Pena di 4 anni e 10 mesi al 78enne che ha violentato la nipote, al quale la Corte delle Assise criminali ha inflitto anche un trattamento ambulatoriale
«Dal profilo umano ha dimostrato una bassezza incredibile, cercando di dipingere la vittima come mentitrice». Un giudizio netto e chiaro quello della Corte delle Assise criminali di Lugano, presieduta da Amos Pagnamenta, che ha condannato a 4 anni e 10 mesi il 78enne che ha abusato della nipote fra i suoi 7 e 11 anni. L’atto d’accusa è stato riconosciuto pressoché integralmente. Rispetto ai 7 anni invocati dalla procuratrice pubblica Petra Canonica Alexakis, la pena è stata rivista significativamente al ribasso soprattutto in virtù dell’età dell’imputato.
I fatti, ricordiamo, si sono svolti fra il 2019 e il 2023. Perlopiù toccamenti di vario genere, sfociati però in una violenza carnale completa la vigilia di Natale di due anni fa. Vittima delle attenzioni pedofile dell’uomo, la bambina – residente in Svezia con la famiglia –, nipote acquisita con la quale si era creato negli anni precedenti un rapporto di fiducia. L’imputato, e la legale della difesa Laura Rigato, hanno contestato sia il numero di episodi, quantificato in una decina dalla pp, sia i fatti più gravi del 2023. Un processo indiziario dunque, e come ricordato dal giudice, in tali casi a contare è la credibilità di vittime e imputati. Le versioni della prima «sono apparse costanti e credibili, malgrado alcune incongruenze. A parte l’episodio del coltello (secondo l’accusa, dopo l’ultima violenza la bambina sarebbe stata minacciata proprio con una lama da cucina, ndr), che è poco verosimile, le sue dichiarazioni non riportano esagerazioni, ma sono sincere e genuine. Ricordiamoci che si tratta di un’undicenne chiamata a raccontare di fatti difficili».
Viceversa, il nonno è «poco credibile. Ha raccontato diverse menzogne – ancora Pagnamenta –. Ad esempio, l’assenza di appetito sessuale stride col fatto che era un grande consumatore di pornografia e che stava curando l’impotenza. I suoi tentativi di attribuire la responsabilità dei fatti alla nipote, dicendo che lo avrebbe provocato, sono a dir poco meschini». La Corte ha ricordato che l’imputato non ha collaborato con gli inquirenti e che «solo temendo un rinvenimento di tracce biologiche sul corpo della bambina ha ammesso il minimo indispensabile (ovvero rapporti orali, ndr)». La sua colpa è stata dunque definita grave sia dal punto di vista oggettivo – in quanto «ha commesso reati odiosi che hanno causato gravi danni psicologici alla vittima, terminati solo perché la bambina ha trovato la forza di denunciare quel che stava accadendo» –, sia da quello soggettivo, perché ha agito per puro egoismo.
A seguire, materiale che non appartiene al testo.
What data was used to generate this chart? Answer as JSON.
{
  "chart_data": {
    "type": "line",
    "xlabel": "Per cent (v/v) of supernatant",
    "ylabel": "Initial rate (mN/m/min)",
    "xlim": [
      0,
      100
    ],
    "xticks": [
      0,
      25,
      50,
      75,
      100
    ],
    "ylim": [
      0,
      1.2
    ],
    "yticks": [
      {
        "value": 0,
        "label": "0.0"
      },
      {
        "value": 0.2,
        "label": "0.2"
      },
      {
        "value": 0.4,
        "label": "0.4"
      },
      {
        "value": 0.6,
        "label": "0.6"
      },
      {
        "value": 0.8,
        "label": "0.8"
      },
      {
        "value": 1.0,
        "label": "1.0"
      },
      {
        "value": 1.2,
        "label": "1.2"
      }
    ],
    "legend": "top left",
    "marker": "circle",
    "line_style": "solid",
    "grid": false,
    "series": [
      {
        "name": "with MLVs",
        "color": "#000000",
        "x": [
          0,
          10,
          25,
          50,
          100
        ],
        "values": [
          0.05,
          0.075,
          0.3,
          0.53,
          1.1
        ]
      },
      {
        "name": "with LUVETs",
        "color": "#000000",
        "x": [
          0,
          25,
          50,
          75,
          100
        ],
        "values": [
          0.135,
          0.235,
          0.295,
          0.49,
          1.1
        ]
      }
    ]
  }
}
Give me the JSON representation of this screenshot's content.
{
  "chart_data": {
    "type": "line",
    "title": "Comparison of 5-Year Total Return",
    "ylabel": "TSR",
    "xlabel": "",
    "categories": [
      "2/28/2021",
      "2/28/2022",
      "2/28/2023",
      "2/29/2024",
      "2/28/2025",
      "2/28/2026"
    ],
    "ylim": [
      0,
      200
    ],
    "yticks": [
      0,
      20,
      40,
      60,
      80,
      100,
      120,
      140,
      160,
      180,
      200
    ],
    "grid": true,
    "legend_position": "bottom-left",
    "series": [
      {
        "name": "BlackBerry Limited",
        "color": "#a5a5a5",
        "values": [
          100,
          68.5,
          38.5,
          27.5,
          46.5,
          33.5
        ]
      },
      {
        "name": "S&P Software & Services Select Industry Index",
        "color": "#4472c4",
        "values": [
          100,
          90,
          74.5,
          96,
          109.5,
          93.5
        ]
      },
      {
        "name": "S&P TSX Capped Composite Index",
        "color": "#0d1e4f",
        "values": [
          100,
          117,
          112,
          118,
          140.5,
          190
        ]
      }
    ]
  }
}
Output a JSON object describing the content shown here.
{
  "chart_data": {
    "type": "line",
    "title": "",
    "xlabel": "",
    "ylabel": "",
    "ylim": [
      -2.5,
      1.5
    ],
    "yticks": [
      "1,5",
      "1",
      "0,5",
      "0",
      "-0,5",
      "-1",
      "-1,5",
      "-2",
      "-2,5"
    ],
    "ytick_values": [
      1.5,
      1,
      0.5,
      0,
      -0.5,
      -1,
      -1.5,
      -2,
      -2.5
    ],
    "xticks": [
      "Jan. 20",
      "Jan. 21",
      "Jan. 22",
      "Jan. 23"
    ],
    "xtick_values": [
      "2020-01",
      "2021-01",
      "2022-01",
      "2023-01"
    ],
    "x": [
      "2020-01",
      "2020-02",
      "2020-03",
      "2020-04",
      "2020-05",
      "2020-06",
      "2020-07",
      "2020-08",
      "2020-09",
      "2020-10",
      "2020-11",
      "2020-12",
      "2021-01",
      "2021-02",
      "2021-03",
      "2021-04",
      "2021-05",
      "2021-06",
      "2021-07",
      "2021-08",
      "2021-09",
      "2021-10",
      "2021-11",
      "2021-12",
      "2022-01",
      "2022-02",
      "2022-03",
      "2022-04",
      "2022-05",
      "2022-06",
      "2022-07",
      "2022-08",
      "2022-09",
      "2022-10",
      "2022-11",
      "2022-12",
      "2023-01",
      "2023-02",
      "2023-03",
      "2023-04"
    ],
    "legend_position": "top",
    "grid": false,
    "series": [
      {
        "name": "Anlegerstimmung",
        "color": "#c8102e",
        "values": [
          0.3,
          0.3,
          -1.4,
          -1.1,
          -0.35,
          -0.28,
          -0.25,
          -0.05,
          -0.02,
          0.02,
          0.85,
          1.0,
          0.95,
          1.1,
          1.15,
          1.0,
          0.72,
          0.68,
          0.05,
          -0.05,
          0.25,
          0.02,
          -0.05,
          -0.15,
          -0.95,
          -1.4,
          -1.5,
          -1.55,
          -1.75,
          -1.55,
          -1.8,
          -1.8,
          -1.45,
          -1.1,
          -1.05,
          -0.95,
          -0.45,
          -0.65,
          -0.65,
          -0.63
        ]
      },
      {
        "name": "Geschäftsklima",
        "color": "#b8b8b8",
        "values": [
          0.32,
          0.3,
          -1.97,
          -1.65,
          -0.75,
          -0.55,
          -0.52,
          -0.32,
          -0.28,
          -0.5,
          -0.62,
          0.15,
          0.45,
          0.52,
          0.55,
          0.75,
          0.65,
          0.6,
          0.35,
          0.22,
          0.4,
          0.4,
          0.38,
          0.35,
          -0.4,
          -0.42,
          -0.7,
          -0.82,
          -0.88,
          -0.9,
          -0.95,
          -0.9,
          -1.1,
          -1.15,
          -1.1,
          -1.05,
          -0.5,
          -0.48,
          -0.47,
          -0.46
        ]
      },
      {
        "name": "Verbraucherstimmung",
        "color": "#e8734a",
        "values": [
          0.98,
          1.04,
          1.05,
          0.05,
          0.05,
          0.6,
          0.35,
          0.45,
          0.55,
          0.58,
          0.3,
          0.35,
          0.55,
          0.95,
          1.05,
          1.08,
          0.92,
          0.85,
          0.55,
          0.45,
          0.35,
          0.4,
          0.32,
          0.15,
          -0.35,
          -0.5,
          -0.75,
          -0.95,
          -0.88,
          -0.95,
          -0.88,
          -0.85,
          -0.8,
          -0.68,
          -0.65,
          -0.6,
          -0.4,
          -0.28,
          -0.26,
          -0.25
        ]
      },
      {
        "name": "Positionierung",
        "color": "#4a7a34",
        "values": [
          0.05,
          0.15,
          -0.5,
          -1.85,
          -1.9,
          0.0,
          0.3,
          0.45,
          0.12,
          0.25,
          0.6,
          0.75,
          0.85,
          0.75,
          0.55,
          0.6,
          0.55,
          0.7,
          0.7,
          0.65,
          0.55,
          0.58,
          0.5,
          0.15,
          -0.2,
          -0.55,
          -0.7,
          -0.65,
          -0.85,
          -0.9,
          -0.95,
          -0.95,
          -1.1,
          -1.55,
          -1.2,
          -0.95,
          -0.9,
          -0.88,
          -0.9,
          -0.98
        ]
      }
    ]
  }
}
A tal proposito, il giudice ha precisato che è «vergognoso il tentativo di sostenere che stesse facendo un favore alla bambina. Cercava solo di appagare la propria pedofilia. E non sembra essersi neanche reso conto della gravità di quanto commesso». La Corte lo ha quindi condannato a 4 anni e 10 mesi, a un trattamento da iniziare già in carcere, ordinando il divieto a vita di effettuare attività che implicano il lavoro con i minori. Parzialmente accolta la richiesta di risarcimento per torto morale (20’000 franchi invece di 30’000) avanzata dall’avvocata Maria Galliani, patrocinatrice della bambina costituitasi con la famiglia accusatrice privata. Sebbene l’atto d’accusa sia stato accolto quasi integralmente, non sono mancate delle critiche alla pubblica accusa. «Ci sono diversi aspetti dell’inchiesta (condotta parzialmente in Svezia, ndr) che destano perplessità» ha detto Pagnamenta. Ad esempio, ci si chiede come mai non sia stata effettuata una visita medica specialistica della vittima dopo che è emersa l’accusa di violenza carnale, per escludere la temuta gravidanza o malattie sessualmente trasmissibili. E ancora: «Secondo la giurisprudenza del Tribunale federale, il confronto (tra vittima e imputato, ndr) è stato effettuato in modalità insufficiente. È necessario che la vittima racconti tutto da capo, senza degli imboccamenti ai quali rispondere sì o no. Solo pochi episodi sono stati circostanziati. Lacune, che hanno complicato il lavoro della Corte».